Sixteen-year old Jonathan Dos Santos was killed last month while riding his bike in Dorchester. Police say two other teens shot the popular basketball player, after they ambushed him.
The pair were in court today for a probable cause hearing. Both are charged with murder.
16 year old Rasean Watkins plays ball during the day with his friends but is still afraid to ride his bike in his Dorchester neighborhood, and doesn't anymore, after his friend and teammate Jonathan Dos Santos was shot and killed while riding his.
"Me and Jonathan played for the same AAU team, we both played for the Boston Tigers and it was a real struggle for Boston Tigers knowing that he was a fellow player for the team," said Watkins.
"I definitely worry about being on a bike in a dangerous area. It's dangerous and people can mistake you for a gang member."
Police say 14 year old Raeshawn Moody and 16 year old Dushawn Taylor-Gennis shot and killed Jonathan. Rasean says what happened to his friend is a grim reality.

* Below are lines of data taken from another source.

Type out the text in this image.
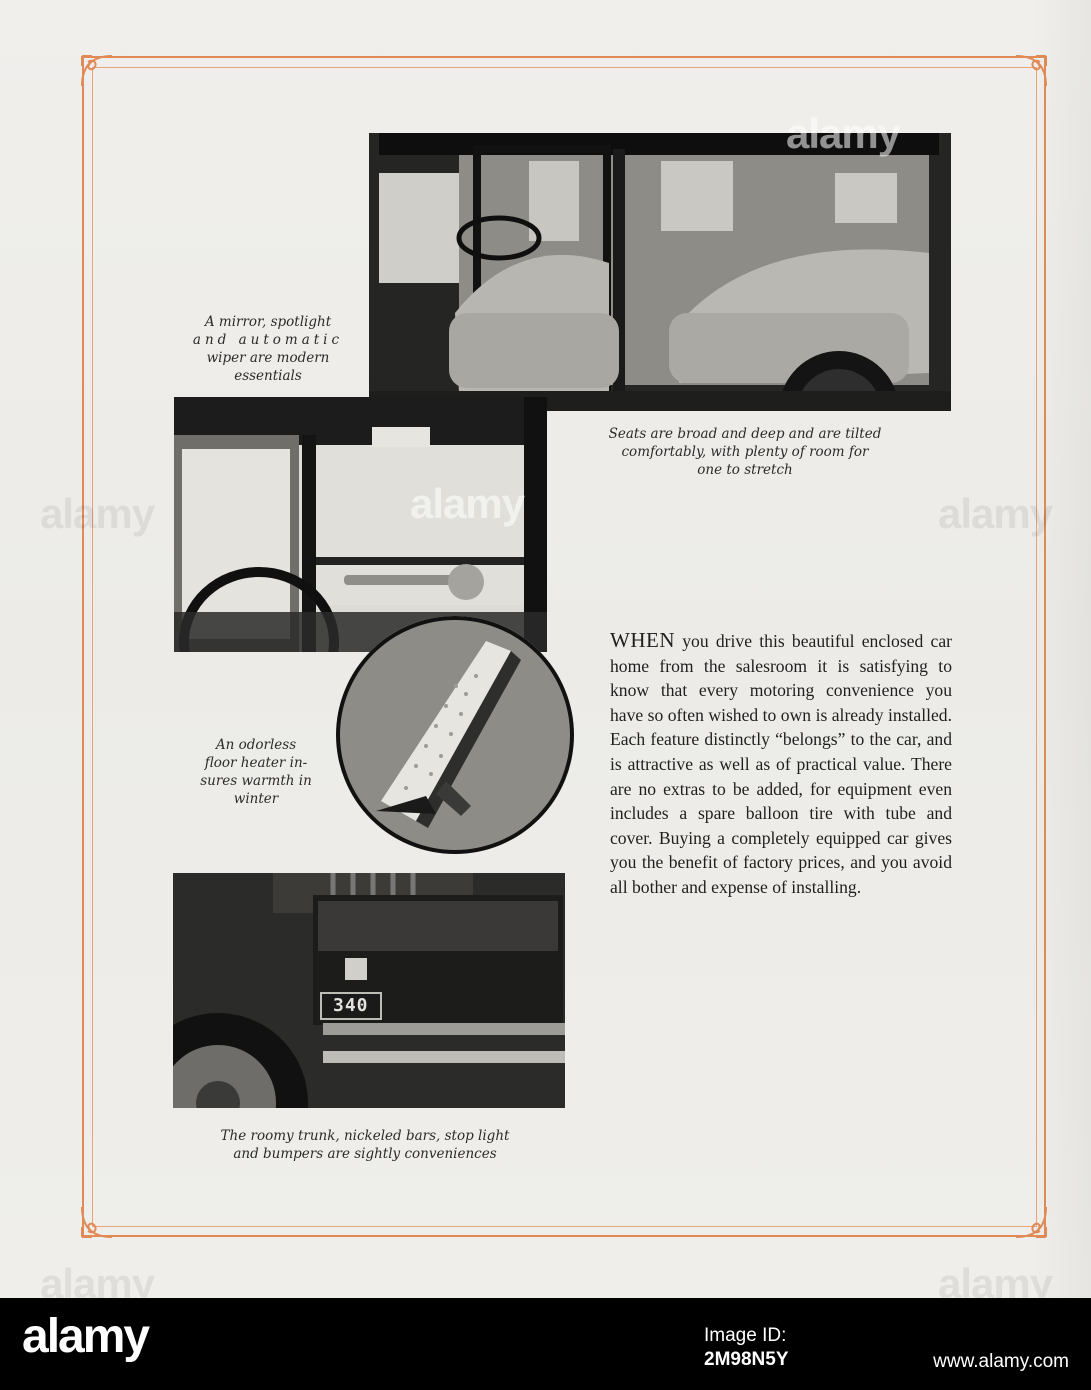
340

A mirror, spotlight
and automatic
wiper are modern
essentials

Seats are broad and deep and are tilted
comfortably, with plenty of room for
one to stretch

An odorless
floor heater in-
sures warmth in
winter

The roomy trunk, nickeled bars, stop light
and bumpers are sightly conveniences

WHEN you drive this beautiful enclosed car home from the salesroom it is satisfying to know that every motoring convenience you have so often wished to own is already installed. Each feature distinctly “belongs” to the car, and is attractive as well as of practical value. There are no extras to be added, for equipment even includes a spare balloon tire with tube and cover. Buying a completely equipped car gives you the benefit of factory prices, and you avoid all bother and expense of installing.

alamy
alamy	alamy	alamy
alamy	alamy
alamy	Image ID:
2M98N5Y	www.alamy.com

"It definitely made me think of how dangerous it is in the street and how dangerous it is. Especially here in the Dorchester area," said Watkins.
Here in the Dorchester community where Jonathan Dos Santos was killed about a month ago, they're not forgetting about him. We spent some time with his former coach Parris Cherry who says now he’s just trying to get his kids off the street.
"The sad reality is every moment that a kid is on the street is an opportunity for something bad to happen so we don’t wanna be reactionary. We want to be proactive and make sure we keep the kids we're working with safe as much as possible and having a van is a huge way to do that," said Cherry.
Jonathan told his coach he didn't feel safe walking in the street and always wanted a ride home, so Cherry has applied for an emergency grant to get a van to drop his players off after games.
Cherry says Jonathan told him he was being pressure to join a gang, both in person and on Facebook. Cherry says he now takes social media threats much more seriously.
"Immediately reach out to law enforcement and let them know what's going on," said Cherry.
Boston Police say they take social media threats seriously too but they need to be reported in order for them to investigate.
Watkins says he watches what he posts on facebook even more. "I don’t announce myself on where I'm at. I'll write statuses on life but not where I'm at or what I'm doing at the moment."
Cherry has extended his basketball camp hours to give players a safe place to go, but says more needs to be done aside from monitoring Facebook and getting transportation. He wants kids who may be in danger to be moved out of the city if possible.
Watkins has become much more aware of his surroundings. "I go home early, earlier than I normally do. I stay away from dangerous areas."
Simple or common sense precautions that could prove life saving.